The UK steel industry produces 7.2 million mt/year of crude steel, around 70% of the UK’s annual requirement of 10.5 million mt, according to steelmakers’ association UK Steel.
“Carbon pricing alone will not deliver industrial decarbonisation in steel or any other sector,” GreenAlliance said in its report. “A CBAM would place a carbon price tariff on goods imported to the UK, ensuring a level playing field for domestic and imported steel goods. Import product standards would do the same by specifying the maximum embedded emissions allowable for steel products, thus restricting the import of steel produced with high carbon processes,” it claimed.
As both of these approaches limit the risk of carbon leakage, they would allow free allocations in the UK Emissions Trading System to be removed much more rapidly than would otherwise be feasible without hindering domestic competitiveness, GreenAlliance maintains. If revenues from the UK ETS and CBAM were routinely fed back into support for industrial decarbonization, this would help to speed up the transition, it claims.
Blue Bright, another thinktank with research also supported by Liberty Steel Group, recommends introduction of a CBAM by or before 2026 while phasing out free allocation from the UK ETS for sectors covered by the CBAM.
“The UK ETS could play an important role in supporting commercial clean steel production, but existing provisions for free allocation undermine the carbon price signal for Energy Intensive Industries,” it said in its “A carbonless crucible? Forging a UK clean steel industry” report. “We therefore urge the current Government to establish a UK CBAM linked to the UK ETS.”
Scrap export limits
Both reports also call for a curb on the UK’s steel scrap exports to support decarbonization domestically. The country is one of the largest exporters worldwide, exporting much of the more than 11 million mt/year scrap that it generates, much of which is poor quality in need of further processing.
Incentives are needed for the domestic retention of scrap steel to ensure a higher quality scrap supply for domestic producers and enable a lower carbon, more circular UK steel industry, better protected against global supply chain shocks, the GreenAlliance report says.
“Rapidly shifting more UK steelmaking towards electric production, using scrap steel and electric arc furnaces, would offer guaranteed emissions reductions in the short term. Expanding EAFs would also allow the UK to maintain a level of ore-based production in future, based on the hydrogen direct reduction process,” it continued.
According to GreenAlliance, the UK is better placed than most countries to expand EAF steel production as it produces more scrap each year than virgin steel. “With the right incentives and standards to encourage higher quality scrap processing and a domestic scrap market, a more resilient and resource efficient steel sector could be created,” it said.

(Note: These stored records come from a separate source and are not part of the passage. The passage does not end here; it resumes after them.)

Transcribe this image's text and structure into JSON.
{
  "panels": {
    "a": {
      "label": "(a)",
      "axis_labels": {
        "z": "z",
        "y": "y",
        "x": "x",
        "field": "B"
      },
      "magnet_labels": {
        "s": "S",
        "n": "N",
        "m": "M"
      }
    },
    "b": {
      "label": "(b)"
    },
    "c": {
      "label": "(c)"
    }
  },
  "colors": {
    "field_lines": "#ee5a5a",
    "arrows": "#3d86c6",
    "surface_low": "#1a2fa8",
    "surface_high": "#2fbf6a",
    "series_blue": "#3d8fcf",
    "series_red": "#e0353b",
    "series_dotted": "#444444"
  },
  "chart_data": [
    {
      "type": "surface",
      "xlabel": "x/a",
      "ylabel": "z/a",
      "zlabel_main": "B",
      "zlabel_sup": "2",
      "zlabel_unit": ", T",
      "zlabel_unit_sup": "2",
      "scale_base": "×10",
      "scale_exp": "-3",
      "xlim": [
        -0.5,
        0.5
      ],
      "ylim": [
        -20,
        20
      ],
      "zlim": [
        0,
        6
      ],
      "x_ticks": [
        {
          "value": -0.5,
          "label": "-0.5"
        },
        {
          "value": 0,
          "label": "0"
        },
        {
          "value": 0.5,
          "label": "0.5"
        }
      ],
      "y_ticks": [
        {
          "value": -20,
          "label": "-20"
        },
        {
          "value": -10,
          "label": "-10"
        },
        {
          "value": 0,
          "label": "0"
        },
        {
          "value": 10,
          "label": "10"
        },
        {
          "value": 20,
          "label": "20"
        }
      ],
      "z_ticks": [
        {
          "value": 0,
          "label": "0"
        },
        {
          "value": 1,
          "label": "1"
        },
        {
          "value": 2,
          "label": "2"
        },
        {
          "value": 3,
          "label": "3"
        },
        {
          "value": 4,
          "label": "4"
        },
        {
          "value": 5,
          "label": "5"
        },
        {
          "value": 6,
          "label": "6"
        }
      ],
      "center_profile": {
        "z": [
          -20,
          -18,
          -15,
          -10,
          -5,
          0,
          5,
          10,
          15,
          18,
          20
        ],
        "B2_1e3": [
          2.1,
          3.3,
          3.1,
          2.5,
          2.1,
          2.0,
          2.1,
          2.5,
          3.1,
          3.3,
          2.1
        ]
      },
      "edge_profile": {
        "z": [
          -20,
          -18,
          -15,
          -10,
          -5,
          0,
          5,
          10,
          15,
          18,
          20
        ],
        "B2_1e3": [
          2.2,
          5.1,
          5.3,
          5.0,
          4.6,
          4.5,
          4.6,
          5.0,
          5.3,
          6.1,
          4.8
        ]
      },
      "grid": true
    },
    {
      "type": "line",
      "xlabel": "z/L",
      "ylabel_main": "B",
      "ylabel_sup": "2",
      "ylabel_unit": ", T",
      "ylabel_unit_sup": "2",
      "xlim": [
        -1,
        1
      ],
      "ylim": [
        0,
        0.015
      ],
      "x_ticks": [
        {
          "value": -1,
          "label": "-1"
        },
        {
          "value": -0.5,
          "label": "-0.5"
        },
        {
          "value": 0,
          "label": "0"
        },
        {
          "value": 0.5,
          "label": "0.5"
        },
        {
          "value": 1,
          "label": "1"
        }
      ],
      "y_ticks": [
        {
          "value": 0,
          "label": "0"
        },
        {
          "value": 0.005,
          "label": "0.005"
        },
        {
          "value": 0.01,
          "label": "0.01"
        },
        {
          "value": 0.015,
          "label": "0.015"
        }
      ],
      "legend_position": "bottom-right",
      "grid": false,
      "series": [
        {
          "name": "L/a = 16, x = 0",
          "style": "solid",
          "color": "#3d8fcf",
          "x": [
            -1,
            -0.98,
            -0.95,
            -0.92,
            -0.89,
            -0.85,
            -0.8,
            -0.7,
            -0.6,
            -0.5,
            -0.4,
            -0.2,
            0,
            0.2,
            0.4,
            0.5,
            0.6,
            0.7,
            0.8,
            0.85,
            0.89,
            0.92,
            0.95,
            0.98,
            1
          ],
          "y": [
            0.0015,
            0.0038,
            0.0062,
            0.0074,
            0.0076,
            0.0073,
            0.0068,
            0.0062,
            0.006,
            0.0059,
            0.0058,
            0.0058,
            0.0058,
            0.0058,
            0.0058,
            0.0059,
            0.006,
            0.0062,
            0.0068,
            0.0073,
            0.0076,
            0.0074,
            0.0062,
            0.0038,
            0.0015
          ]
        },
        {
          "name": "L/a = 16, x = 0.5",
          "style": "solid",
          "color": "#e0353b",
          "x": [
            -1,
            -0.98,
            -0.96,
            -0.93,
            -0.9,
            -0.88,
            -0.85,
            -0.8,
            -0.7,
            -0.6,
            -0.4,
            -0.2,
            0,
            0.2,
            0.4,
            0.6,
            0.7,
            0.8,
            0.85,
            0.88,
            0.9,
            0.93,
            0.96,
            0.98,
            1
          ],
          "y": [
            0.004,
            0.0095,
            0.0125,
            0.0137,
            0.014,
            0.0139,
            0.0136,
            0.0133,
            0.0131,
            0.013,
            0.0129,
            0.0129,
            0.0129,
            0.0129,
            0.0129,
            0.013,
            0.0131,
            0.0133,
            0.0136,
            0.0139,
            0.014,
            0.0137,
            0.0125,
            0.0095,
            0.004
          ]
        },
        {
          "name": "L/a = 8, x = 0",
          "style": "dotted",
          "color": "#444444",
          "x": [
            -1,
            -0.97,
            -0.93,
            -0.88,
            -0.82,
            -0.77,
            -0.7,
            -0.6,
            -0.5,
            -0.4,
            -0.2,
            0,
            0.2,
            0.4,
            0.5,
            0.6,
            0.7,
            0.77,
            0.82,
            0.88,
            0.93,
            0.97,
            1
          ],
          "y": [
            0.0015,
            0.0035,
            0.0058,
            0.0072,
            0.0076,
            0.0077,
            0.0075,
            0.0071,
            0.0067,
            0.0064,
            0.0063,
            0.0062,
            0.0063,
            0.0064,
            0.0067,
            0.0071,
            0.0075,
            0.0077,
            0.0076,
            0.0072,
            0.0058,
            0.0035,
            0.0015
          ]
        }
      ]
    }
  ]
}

The Blue Bright report recommends enabling access to suitable raw materials for decarbonization, particularly scrap steel. It notes that every ton of scrap steel recycled back into crude steel in an EAF reduces emissions by up to 90% compared to conventional blast furnace steelmaking from iron ore.
“However, a balance does need to be struck between reducing exports of scrap that might otherwise be recycled in the UK and maintaining the basic value of scrap so as not to jeopardise investment in scrap collection and processing infrastructure,” it said.
July monthly contracts in the UK domestic scrap market settled upwards on the month for the third consecutive month across the grades as strong international demand for premium grades supported increases, sources said.
Platts’ assessment of 3B shredded scrap was GBP327.50/mt ($389.36) delivered to the mill on July 9, up on the month from GBP305/mt delivered in June.
UK yards selling shredded material sold for containerized export were heard to target as high as GBP 340/mt EXW yard, with sources citing a quality differential between domestic and export material.
Blue Bright recommends that a cap is introduced on the total weight of scrap metal exports – reducing over time – with the intention of at least halving scrap exports by 2030. The UK has recently exported more than 8 million mt/year of scrap.
GreenAlliance recommends adoption of a joint government-industry target of at least 85% reduction in total UK steelmaking emissions by 2035 (relative to 2019 levels). This is aligned with the Climate Change Committee’s recommendation for near zero ore-based steelmaking by 2035, and could be achieved using a combination of electrification and hydrogen direct reduction processes, it said. Domestic scrap usage would also need to be more than doubled from 2.6 million mt/year at present to 6.8 million mt/year, it said.